Saat yediye vurduğu zaman tüm aile akşam yemeği için toplanırdı. Yediyi geçiren oldu mu, Zeynep ve ağabeyi bazen süreyi geçirirdi, o gece aç yatardı. Ailenin katı kuralları vardı. Bunlar kimse için esnetilemezdi. Akşam yemeklerinde de genelde kimse konuşmazdı. 

Adam, “Oldukça leziz bir yemek. Parmaklarımı dahi yiyebilirim,” diyerek karısını tutkuyla övdü.
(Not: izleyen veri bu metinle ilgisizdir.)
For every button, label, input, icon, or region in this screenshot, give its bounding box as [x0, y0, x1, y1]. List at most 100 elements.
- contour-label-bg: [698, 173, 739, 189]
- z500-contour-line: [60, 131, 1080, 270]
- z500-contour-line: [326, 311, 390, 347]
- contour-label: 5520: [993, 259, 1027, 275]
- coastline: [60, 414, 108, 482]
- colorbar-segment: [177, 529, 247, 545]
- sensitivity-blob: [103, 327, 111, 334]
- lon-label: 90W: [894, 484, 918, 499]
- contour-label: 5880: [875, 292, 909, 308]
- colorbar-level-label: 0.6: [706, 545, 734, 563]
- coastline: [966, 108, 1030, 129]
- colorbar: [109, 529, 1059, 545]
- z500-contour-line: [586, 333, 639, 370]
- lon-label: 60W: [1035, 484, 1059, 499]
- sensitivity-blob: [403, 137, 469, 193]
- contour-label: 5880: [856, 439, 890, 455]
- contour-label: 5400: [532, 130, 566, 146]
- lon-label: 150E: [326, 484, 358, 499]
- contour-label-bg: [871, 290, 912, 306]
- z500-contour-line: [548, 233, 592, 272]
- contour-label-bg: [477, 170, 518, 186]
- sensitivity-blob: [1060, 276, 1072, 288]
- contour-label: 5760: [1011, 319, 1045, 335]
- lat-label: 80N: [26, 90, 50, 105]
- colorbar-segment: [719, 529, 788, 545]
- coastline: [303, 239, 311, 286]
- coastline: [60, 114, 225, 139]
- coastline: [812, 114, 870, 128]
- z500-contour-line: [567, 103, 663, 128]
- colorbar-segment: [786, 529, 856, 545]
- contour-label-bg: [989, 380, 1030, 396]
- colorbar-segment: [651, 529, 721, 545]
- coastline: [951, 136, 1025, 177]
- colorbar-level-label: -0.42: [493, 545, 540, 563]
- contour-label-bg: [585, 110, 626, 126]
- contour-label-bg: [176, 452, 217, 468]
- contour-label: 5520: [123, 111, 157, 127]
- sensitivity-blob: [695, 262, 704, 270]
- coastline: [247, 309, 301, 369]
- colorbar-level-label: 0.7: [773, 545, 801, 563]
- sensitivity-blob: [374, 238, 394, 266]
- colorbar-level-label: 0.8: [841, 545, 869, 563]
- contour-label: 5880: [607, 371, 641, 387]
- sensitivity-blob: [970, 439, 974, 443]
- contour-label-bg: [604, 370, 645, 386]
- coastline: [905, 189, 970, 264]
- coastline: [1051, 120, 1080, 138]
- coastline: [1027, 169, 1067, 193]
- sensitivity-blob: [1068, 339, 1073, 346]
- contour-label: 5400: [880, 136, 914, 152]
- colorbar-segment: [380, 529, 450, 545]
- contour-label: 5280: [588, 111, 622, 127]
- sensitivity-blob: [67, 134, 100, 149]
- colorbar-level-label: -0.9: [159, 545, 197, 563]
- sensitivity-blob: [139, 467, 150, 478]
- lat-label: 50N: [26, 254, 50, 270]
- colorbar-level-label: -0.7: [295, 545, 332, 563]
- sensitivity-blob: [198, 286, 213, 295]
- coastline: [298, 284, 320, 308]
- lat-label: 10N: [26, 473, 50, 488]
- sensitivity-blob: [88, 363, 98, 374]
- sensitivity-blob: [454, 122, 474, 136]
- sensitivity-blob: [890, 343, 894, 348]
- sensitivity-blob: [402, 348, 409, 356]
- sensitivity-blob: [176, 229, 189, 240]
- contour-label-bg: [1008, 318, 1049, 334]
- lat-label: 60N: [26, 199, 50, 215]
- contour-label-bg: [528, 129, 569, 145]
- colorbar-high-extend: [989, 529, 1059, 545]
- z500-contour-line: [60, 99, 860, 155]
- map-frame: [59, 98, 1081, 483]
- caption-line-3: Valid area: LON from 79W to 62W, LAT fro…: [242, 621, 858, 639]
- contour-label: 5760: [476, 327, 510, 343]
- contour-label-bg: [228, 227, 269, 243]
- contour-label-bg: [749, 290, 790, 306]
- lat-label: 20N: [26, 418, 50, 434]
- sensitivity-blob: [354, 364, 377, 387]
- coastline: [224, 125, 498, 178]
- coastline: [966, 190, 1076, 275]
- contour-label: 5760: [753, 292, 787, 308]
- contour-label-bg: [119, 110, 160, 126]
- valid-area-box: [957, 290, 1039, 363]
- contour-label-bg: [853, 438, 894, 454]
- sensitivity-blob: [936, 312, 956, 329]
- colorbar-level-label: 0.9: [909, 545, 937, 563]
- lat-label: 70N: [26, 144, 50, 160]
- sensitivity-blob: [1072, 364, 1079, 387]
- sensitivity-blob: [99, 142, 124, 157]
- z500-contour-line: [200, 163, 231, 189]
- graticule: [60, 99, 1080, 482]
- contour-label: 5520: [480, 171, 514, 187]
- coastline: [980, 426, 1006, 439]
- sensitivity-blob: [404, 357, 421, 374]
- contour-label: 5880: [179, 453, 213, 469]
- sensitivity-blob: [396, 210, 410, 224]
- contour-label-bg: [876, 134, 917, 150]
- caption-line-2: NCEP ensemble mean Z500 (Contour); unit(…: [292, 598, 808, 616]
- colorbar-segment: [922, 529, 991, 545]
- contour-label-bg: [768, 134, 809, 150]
Tabağındakileri iştahla yerken gözleri ışıl ışıldı. Doğrusu kızları dışında herkes fazla iştahlıydı.

“Böyle diyerek en sonunda hepimizi şişmanlatacaksın,” dedi oğulları bir sitemle.

 Seher delişmen bakışlarla kahkaha attı. Kızına döndüğünde gülümsemesi kasılmaya döndü. Mimikleri tuhaf şekilde oynuyordu. “Tabağına dokunmamışsın, ağabeyinin sözleri yüzünden mi?”
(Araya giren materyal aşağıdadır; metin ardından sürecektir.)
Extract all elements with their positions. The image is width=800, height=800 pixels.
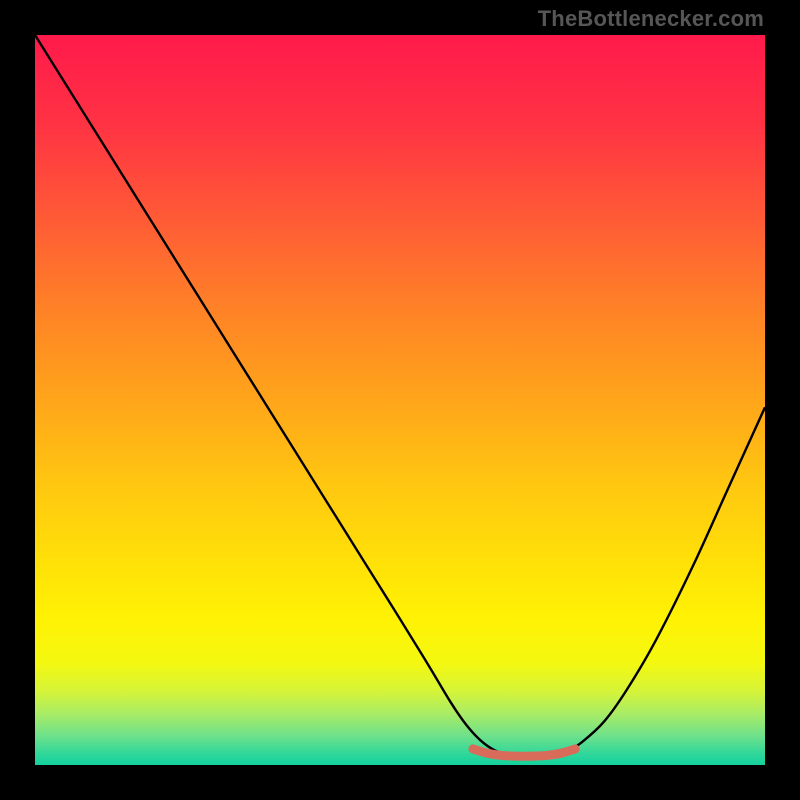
chart-container: TheBottlenecker.com [0,0,800,800]
gradient-background [35,35,765,765]
plot-area [35,35,765,765]
plot-svg [35,35,765,765]
watermark-text: TheBottlenecker.com [538,6,764,32]
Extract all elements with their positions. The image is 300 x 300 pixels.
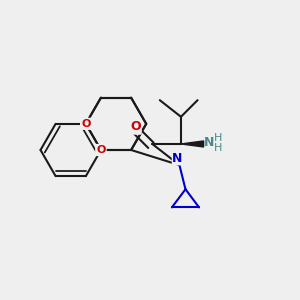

“Hayır. Pek aç değilim,” dedi Zeynep. Bir nedenden rahatsızlık hissederek yüzünü buruşturdu. “Her şey çok leziz olmuş.”

“Yüzün bunun tam tersini söylüyor,” diye mırıldanmadan edemedi ağabeyi. Ancak ona ne Zeynep ne annesi aldırdı.

Anneleriyse buz gibi ifadeyle konuşuyordu. Gözleri şüphe içinde, kısılıyordu. “Neyin var, hasta mısın?” 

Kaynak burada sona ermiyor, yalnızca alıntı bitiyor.